Mówię o „spektaklu”, bo wszystko było nie tak: w ‘80/81 władze stawiły zbrojny opór 10-milionowemu Związkowi, w ‘88/89 podjęły negocjacje mimo poddania paru niewielkich strajków w Nowej Hucie i Gdańsku. 13 grudnia Jaruzelski wydał rozkaz strzelania do rodaków w imię „socjalizmu bronionego jak niepodległości”, a w końcu lat 80. sam go likwidował, zastępując neoliberalizmem − najbardziej agresywną formą kapitalizmu: interwencją państwa w interesie biznesu kosztem całej reszty − w postaci „planu Messnera → Rakowskiego → Balcerowicza”, gdy na serio to „Solidarność” z lat 80/81 była jedyną realną szansą na „władzę rad” (mówił o tym jej program „Samorządna Rzeczpospolita”). Dawna „Solidarność” rodziła się oddolnie, natomiast ta druga – z nominacji Wałęsy i tych, którzy za nim stali – robiła za parasol (pamiętamy go z plakatu wyborczego), dzięki któremu można było przeprowadzić operację sprzedaży za bezcen naszych zakładów nomenklaturze partii i opozycji oraz obcemu kapitałowi, a następnie je zlikwidować wszędzie tam, gdzie stanowiły konkurencję dla ich biznesu (nieliczne przypadki, gdy ludzie nie dali się oszukać, próbując samorządności czy oporu przeciw prywatyzacji, łamano siłą, jak w białostockim MZK czy później w Ożarowie).

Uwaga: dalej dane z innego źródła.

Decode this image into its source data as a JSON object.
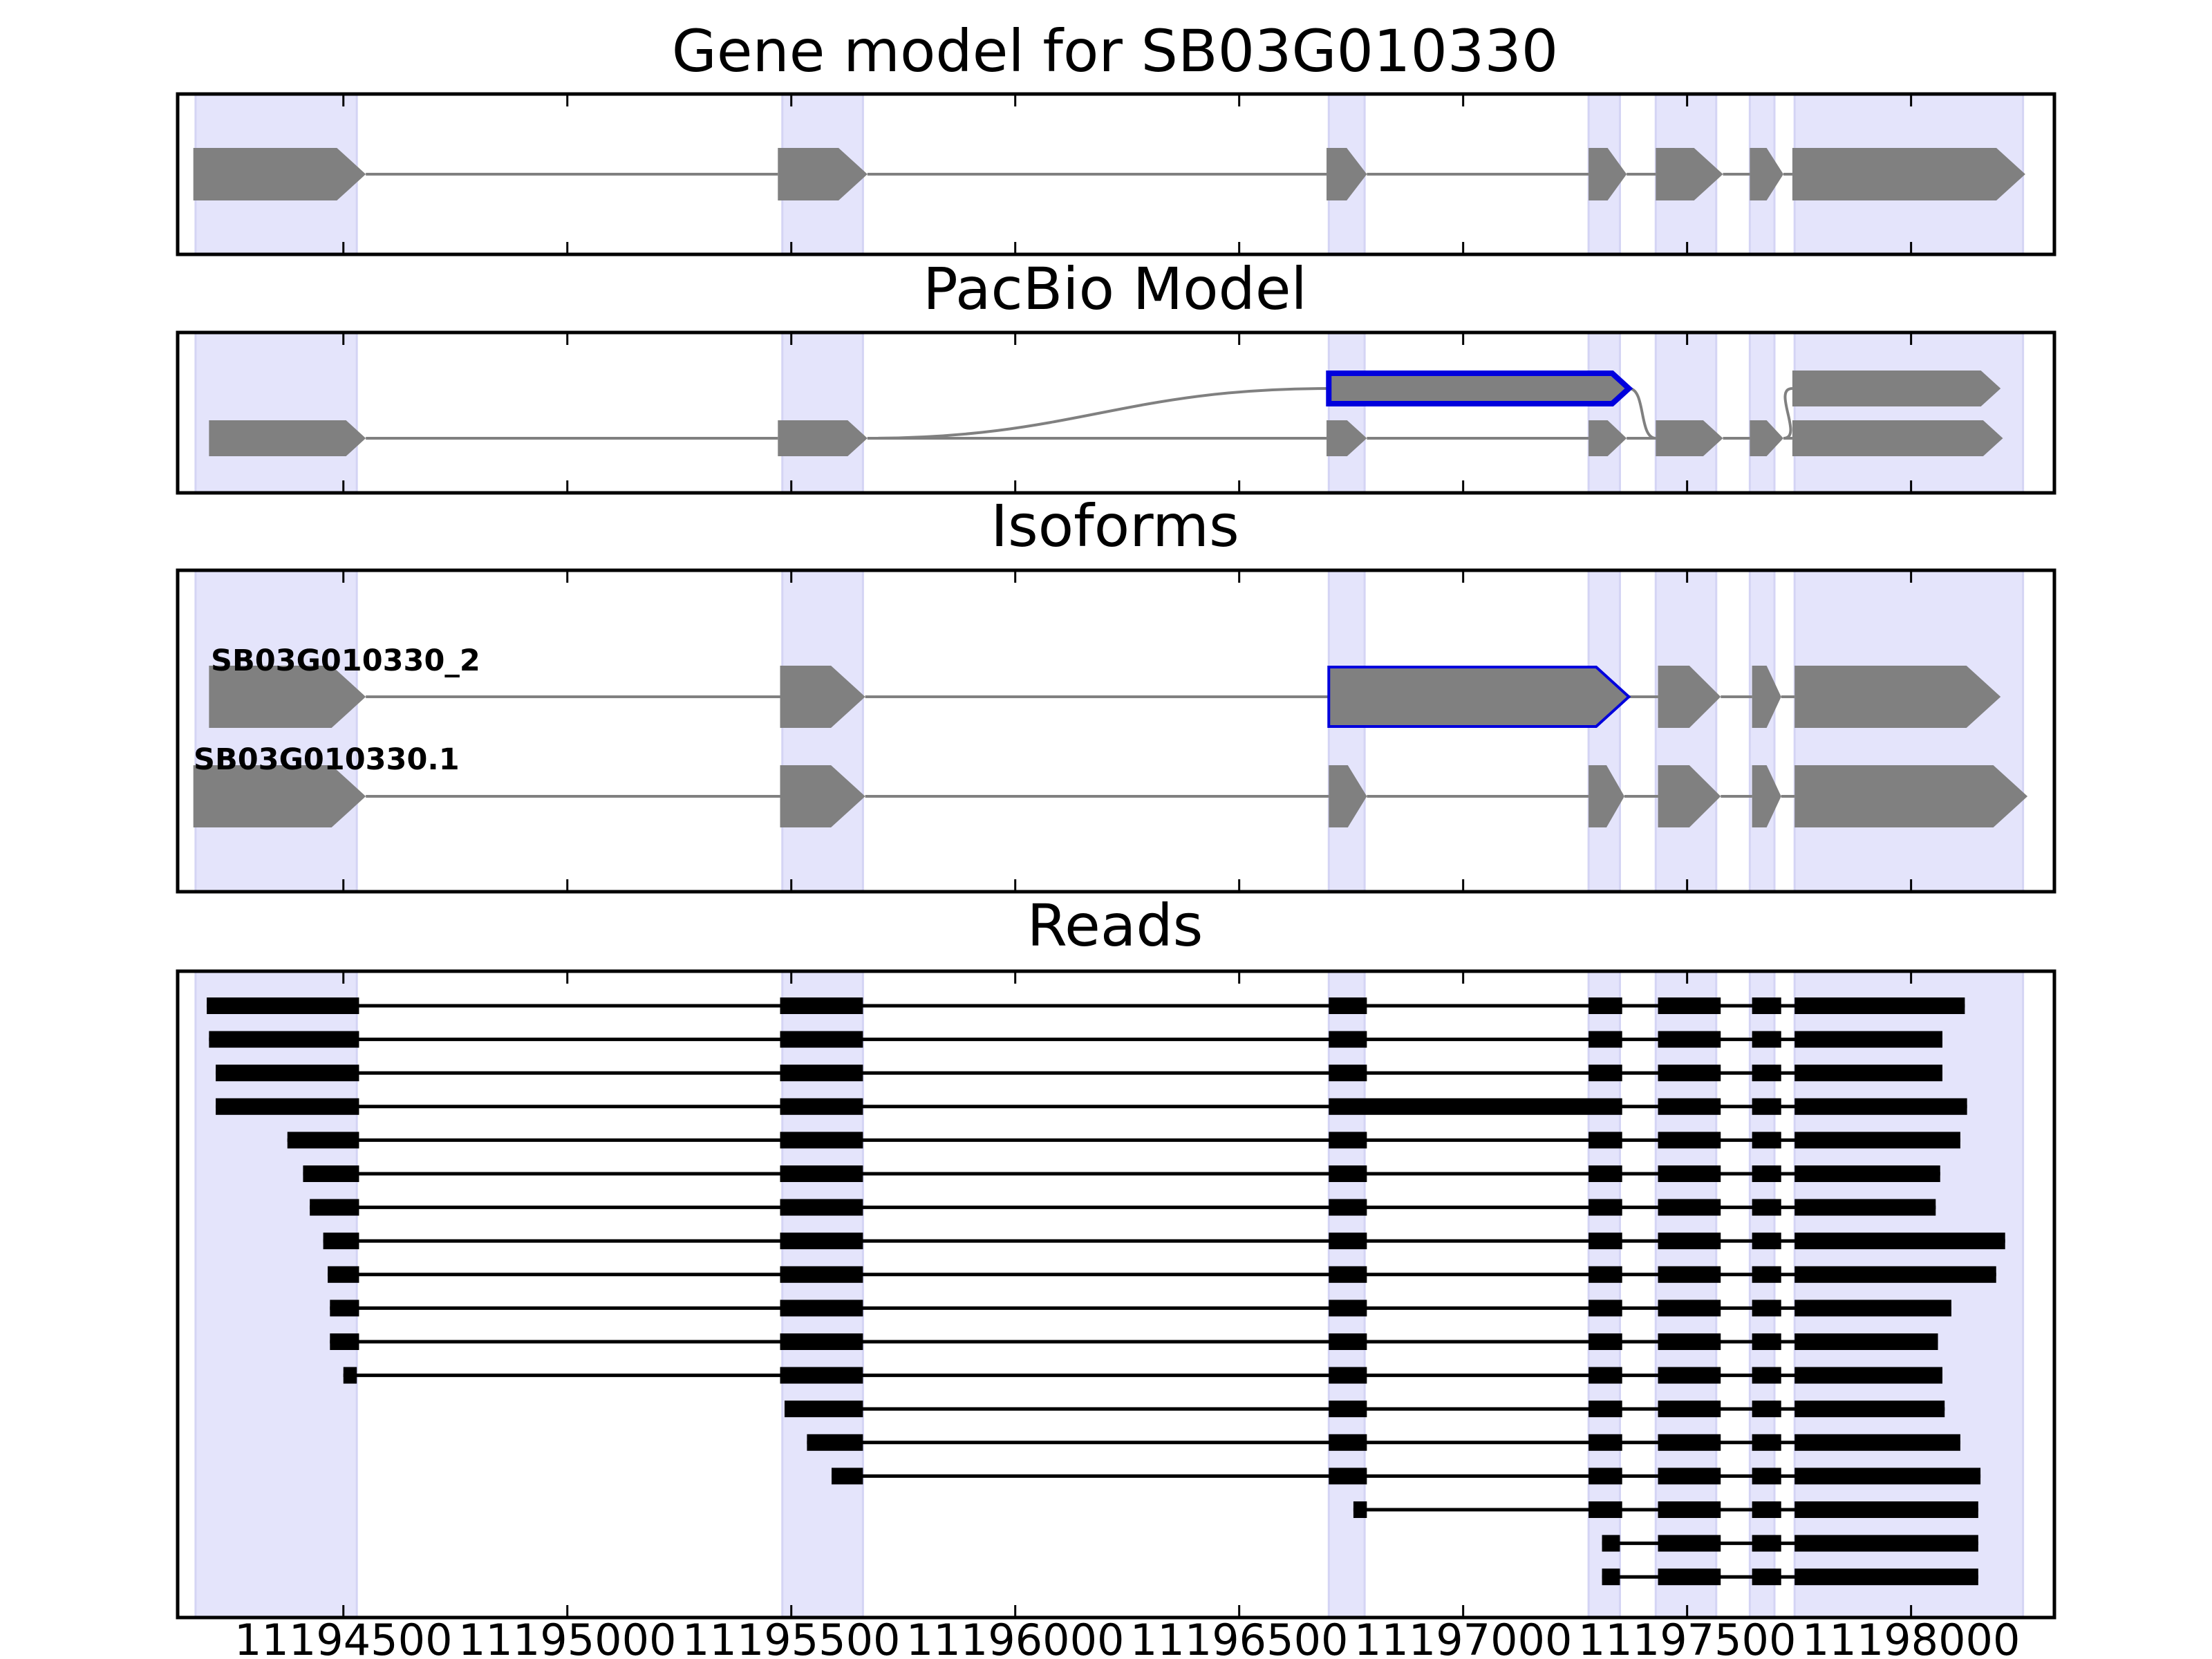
{
  "figure": {
    "panels": [
      {
        "id": "gene-model",
        "title": "Gene model for SB03G010330"
      },
      {
        "id": "pacbio-model",
        "title": "PacBio Model"
      },
      {
        "id": "isoforms",
        "title": "Isoforms"
      },
      {
        "id": "reads",
        "title": "Reads"
      }
    ],
    "x_axis": {
      "ticks": [
        11194500,
        11195000,
        11195500,
        11196000,
        11196500,
        11197000,
        11197500,
        11198000
      ],
      "tick_labels": [
        "11194500",
        "11195000",
        "11195500",
        "11196000",
        "11196500",
        "11197000",
        "11197500",
        "11198000"
      ],
      "xlim": [
        11194130,
        11198320
      ]
    },
    "colors": {
      "exon": "#808080",
      "intron": "#808080",
      "highlight_exon_outline": "#0000dd",
      "read": "#000000",
      "exon_shading": "#e4e4fb"
    },
    "isoform_labels": [
      "SB03G010330_2",
      "SB03G010330.1"
    ]
  },
  "chart_data": {
    "type": "gene_structure",
    "x_unit": "genomic coordinate",
    "shaded_exon_regions": [
      [
        11194170,
        11194530
      ],
      [
        11195480,
        11195660
      ],
      [
        11196700,
        11196780
      ],
      [
        11197280,
        11197350
      ],
      [
        11197430,
        11197565
      ],
      [
        11197640,
        11197695
      ],
      [
        11197740,
        11198250
      ]
    ],
    "gene_model": {
      "exons": [
        [
          11194165,
          11194550
        ],
        [
          11195470,
          11195670
        ],
        [
          11196695,
          11196785
        ],
        [
          11197280,
          11197365
        ],
        [
          11197430,
          11197580
        ],
        [
          11197640,
          11197715
        ],
        [
          11197735,
          11198255
        ]
      ]
    },
    "pacbio_model": {
      "tracks": [
        {
          "row": 0,
          "exons": [
            [
              11196700,
              11197370
            ],
            [
              11197735,
              11198200
            ]
          ],
          "highlighted_exon": 0
        },
        {
          "row": 1,
          "exons": [
            [
              11194200,
              11194550
            ],
            [
              11195470,
              11195670
            ],
            [
              11196695,
              11196785
            ],
            [
              11197280,
              11197365
            ],
            [
              11197430,
              11197580
            ],
            [
              11197640,
              11197715
            ],
            [
              11197735,
              11198205
            ]
          ]
        }
      ]
    },
    "isoforms": [
      {
        "name": "SB03G010330_2",
        "exons": [
          [
            11194200,
            11194550
          ],
          [
            11195475,
            11195665
          ],
          [
            11196700,
            11197370
          ],
          [
            11197435,
            11197575
          ],
          [
            11197645,
            11197710
          ],
          [
            11197740,
            11198200
          ]
        ],
        "highlighted_exon": 2
      },
      {
        "name": "SB03G010330.1",
        "exons": [
          [
            11194165,
            11194550
          ],
          [
            11195475,
            11195665
          ],
          [
            11196700,
            11196785
          ],
          [
            11197280,
            11197360
          ],
          [
            11197435,
            11197575
          ],
          [
            11197645,
            11197710
          ],
          [
            11197740,
            11198260
          ]
        ]
      }
    ],
    "reads": [
      {
        "exons": [
          [
            11194195,
            11194535
          ],
          [
            11195475,
            11195660
          ],
          [
            11196700,
            11196785
          ],
          [
            11197280,
            11197355
          ],
          [
            11197435,
            11197575
          ],
          [
            11197645,
            11197710
          ],
          [
            11197740,
            11198120
          ]
        ]
      },
      {
        "exons": [
          [
            11194200,
            11194535
          ],
          [
            11195475,
            11195660
          ],
          [
            11196700,
            11196785
          ],
          [
            11197280,
            11197355
          ],
          [
            11197435,
            11197575
          ],
          [
            11197645,
            11197710
          ],
          [
            11197740,
            11198070
          ]
        ]
      },
      {
        "exons": [
          [
            11194215,
            11194535
          ],
          [
            11195475,
            11195660
          ],
          [
            11196700,
            11196785
          ],
          [
            11197280,
            11197355
          ],
          [
            11197435,
            11197575
          ],
          [
            11197645,
            11197710
          ],
          [
            11197740,
            11198070
          ]
        ]
      },
      {
        "exons": [
          [
            11194215,
            11194535
          ],
          [
            11195475,
            11195660
          ],
          [
            11196700,
            11197355
          ],
          [
            11197435,
            11197575
          ],
          [
            11197645,
            11197710
          ],
          [
            11197740,
            11198125
          ]
        ]
      },
      {
        "exons": [
          [
            11194375,
            11194535
          ],
          [
            11195475,
            11195660
          ],
          [
            11196700,
            11196785
          ],
          [
            11197280,
            11197355
          ],
          [
            11197435,
            11197575
          ],
          [
            11197645,
            11197710
          ],
          [
            11197740,
            11198110
          ]
        ]
      },
      {
        "exons": [
          [
            11194410,
            11194535
          ],
          [
            11195475,
            11195660
          ],
          [
            11196700,
            11196785
          ],
          [
            11197280,
            11197355
          ],
          [
            11197435,
            11197575
          ],
          [
            11197645,
            11197710
          ],
          [
            11197740,
            11198065
          ]
        ]
      },
      {
        "exons": [
          [
            11194425,
            11194535
          ],
          [
            11195475,
            11195660
          ],
          [
            11196700,
            11196785
          ],
          [
            11197280,
            11197355
          ],
          [
            11197435,
            11197575
          ],
          [
            11197645,
            11197710
          ],
          [
            11197740,
            11198055
          ]
        ]
      },
      {
        "exons": [
          [
            11194455,
            11194535
          ],
          [
            11195475,
            11195660
          ],
          [
            11196700,
            11196785
          ],
          [
            11197280,
            11197355
          ],
          [
            11197435,
            11197575
          ],
          [
            11197645,
            11197710
          ],
          [
            11197740,
            11198210
          ]
        ]
      },
      {
        "exons": [
          [
            11194465,
            11194535
          ],
          [
            11195475,
            11195660
          ],
          [
            11196700,
            11196785
          ],
          [
            11197280,
            11197355
          ],
          [
            11197435,
            11197575
          ],
          [
            11197645,
            11197710
          ],
          [
            11197740,
            11198190
          ]
        ]
      },
      {
        "exons": [
          [
            11194470,
            11194535
          ],
          [
            11195475,
            11195660
          ],
          [
            11196700,
            11196785
          ],
          [
            11197280,
            11197355
          ],
          [
            11197435,
            11197575
          ],
          [
            11197645,
            11197710
          ],
          [
            11197740,
            11198090
          ]
        ]
      },
      {
        "exons": [
          [
            11194470,
            11194535
          ],
          [
            11195475,
            11195660
          ],
          [
            11196700,
            11196785
          ],
          [
            11197280,
            11197355
          ],
          [
            11197435,
            11197575
          ],
          [
            11197645,
            11197710
          ],
          [
            11197740,
            11198060
          ]
        ]
      },
      {
        "exons": [
          [
            11194500,
            11194530
          ],
          [
            11195475,
            11195660
          ],
          [
            11196700,
            11196785
          ],
          [
            11197280,
            11197355
          ],
          [
            11197435,
            11197575
          ],
          [
            11197645,
            11197710
          ],
          [
            11197740,
            11198070
          ]
        ]
      },
      {
        "exons": [
          [
            11195485,
            11195660
          ],
          [
            11196700,
            11196785
          ],
          [
            11197280,
            11197355
          ],
          [
            11197435,
            11197575
          ],
          [
            11197645,
            11197710
          ],
          [
            11197740,
            11198075
          ]
        ]
      },
      {
        "exons": [
          [
            11195535,
            11195660
          ],
          [
            11196700,
            11196785
          ],
          [
            11197280,
            11197355
          ],
          [
            11197435,
            11197575
          ],
          [
            11197645,
            11197710
          ],
          [
            11197740,
            11198110
          ]
        ]
      },
      {
        "exons": [
          [
            11195590,
            11195660
          ],
          [
            11196700,
            11196785
          ],
          [
            11197280,
            11197355
          ],
          [
            11197435,
            11197575
          ],
          [
            11197645,
            11197710
          ],
          [
            11197740,
            11198155
          ]
        ]
      },
      {
        "exons": [
          [
            11196755,
            11196785
          ],
          [
            11197280,
            11197355
          ],
          [
            11197435,
            11197575
          ],
          [
            11197645,
            11197710
          ],
          [
            11197740,
            11198150
          ]
        ]
      },
      {
        "exons": [
          [
            11197310,
            11197350
          ],
          [
            11197435,
            11197575
          ],
          [
            11197645,
            11197710
          ],
          [
            11197740,
            11198150
          ]
        ]
      },
      {
        "exons": [
          [
            11197310,
            11197350
          ],
          [
            11197435,
            11197575
          ],
          [
            11197645,
            11197710
          ],
          [
            11197740,
            11198150
          ]
        ]
      }
    ]
  }
}
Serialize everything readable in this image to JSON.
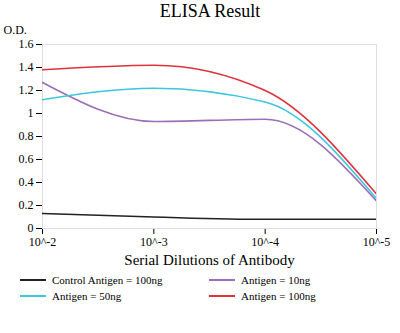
{
  "chart_data": {
    "type": "line",
    "title": "ELISA Result",
    "x_label": "Serial Dilutions of Antibody",
    "y_label": "O.D.",
    "x": [
      0.01,
      0.001,
      0.0001,
      1e-05
    ],
    "series": [
      {
        "name": "Control Antigen = 100ng",
        "color": "#222222",
        "values": [
          0.13,
          0.1,
          0.08,
          0.08
        ]
      },
      {
        "name": "Antigen = 10ng",
        "color": "#9b6fb5",
        "values": [
          1.27,
          0.93,
          0.95,
          0.24
        ]
      },
      {
        "name": "Antigen = 50ng",
        "color": "#3ec6e0",
        "values": [
          1.12,
          1.22,
          1.1,
          0.26
        ]
      },
      {
        "name": "Antigen = 100ng",
        "color": "#e0323c",
        "values": [
          1.38,
          1.42,
          1.2,
          0.3
        ]
      }
    ],
    "xlim": [
      0.01,
      1e-05
    ],
    "xticks": [
      {
        "value": 0.01,
        "label": "10^-2"
      },
      {
        "value": 0.001,
        "label": "10^-3"
      },
      {
        "value": 0.0001,
        "label": "10^-4"
      },
      {
        "value": 1e-05,
        "label": "10^-5"
      }
    ],
    "ylim": [
      0,
      1.6
    ],
    "yticks": [
      0,
      0.2,
      0.4,
      0.6,
      0.8,
      1,
      1.2,
      1.4,
      1.6
    ],
    "log": "x",
    "grid": false,
    "legend": "bottom"
  }
}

We współczesnym świecie brakuje formacji demokratycznych – komuna oskarżała kapitalizm o niesprawiedliwość społeczną i bezrobocie, on ją o łamanie praw człowieka i obywatela, a oba systemy zwalczały demokrację pod pozorem, że służy drugiej stronie czy anarchii (dziś służy temu „walka z terroryzmem”). Nie doceniała ruchu robotniczego i inteligencja, wierząc, iż chodzi mu o kasę, a nie o wolność i demokrację. Dla inteligencji „lewicowość” polega nie na obronie biednych, lecz na potępianiu systemu za jego konserwatyzm w sprawach obyczajowych, więc starczy być za przerywaniem ciąży i ślubami gejów, by uchodzić za lewicę nawet wtedy, gdy broni się neoliberalizmu, jak np. SLD. Dziś, póki co, jest inaczej – trochę biedą a trochę manipulacją mediów doprowadzono do tego, że robotnicy walczą o kasę na konsumpcję, co jest akceptacją systemu (gdyby szło o demokrację w ekonomii, samorządną rzeczpospolitą – znów grałoby to zasadniczą rolę w walce z systemem). Zatem zadymy i niezależne media (to w praktyce to samo) nic nie dają, bo wolno to robić – pogłębia się tylko szum informacyjny rynku.

Pomysłem byłaby solidarność, strajki o zasadę a nie kasę, ale nie ma na to chętnych. Równie trudno ją uzyskać z drugiej strony, jako konsument (nie producent) w postaci bojkotu rynku. Dziś w system łatwiej byłoby ugodzić takim „strajkiem”, być może „czynnym” (samodzielne robienie tego, czego potrzebujemy, zamiast kupować na rynku), co idzie zresztą ku przywróceniu bazy dla dawnej demokracji, gdzie człowiek sam dla siebie produkował towary, kulturę i system. Póki co ogół woli ofertę rynku – „kup”!

W efekcie nie tylko inteligencja nie umie już sama wydawać „bibuły” i czeka na dotacje od rządu czy fundacji, albo że ktoś jej coś wyda i opłaci prawa autorskie etc., ale i rolnik „umiera z głodu”, gdy nie kupi jedzenia w sklepie. Stąd i skupienie słabnącego ruchu związkowego na walce o kasę na konsumpcję (czy przeżycie?) zamiast walki o samorząd pracowniczy. Czy idea „Solidarności” jest już tylko historią i największa szansa ustanowienia rzeczywistej demokracji stała się kolejnym mitem (a może i to nie, przynajmniej u nas, przez rozczarowanie tym, co się stało po ‘89)?!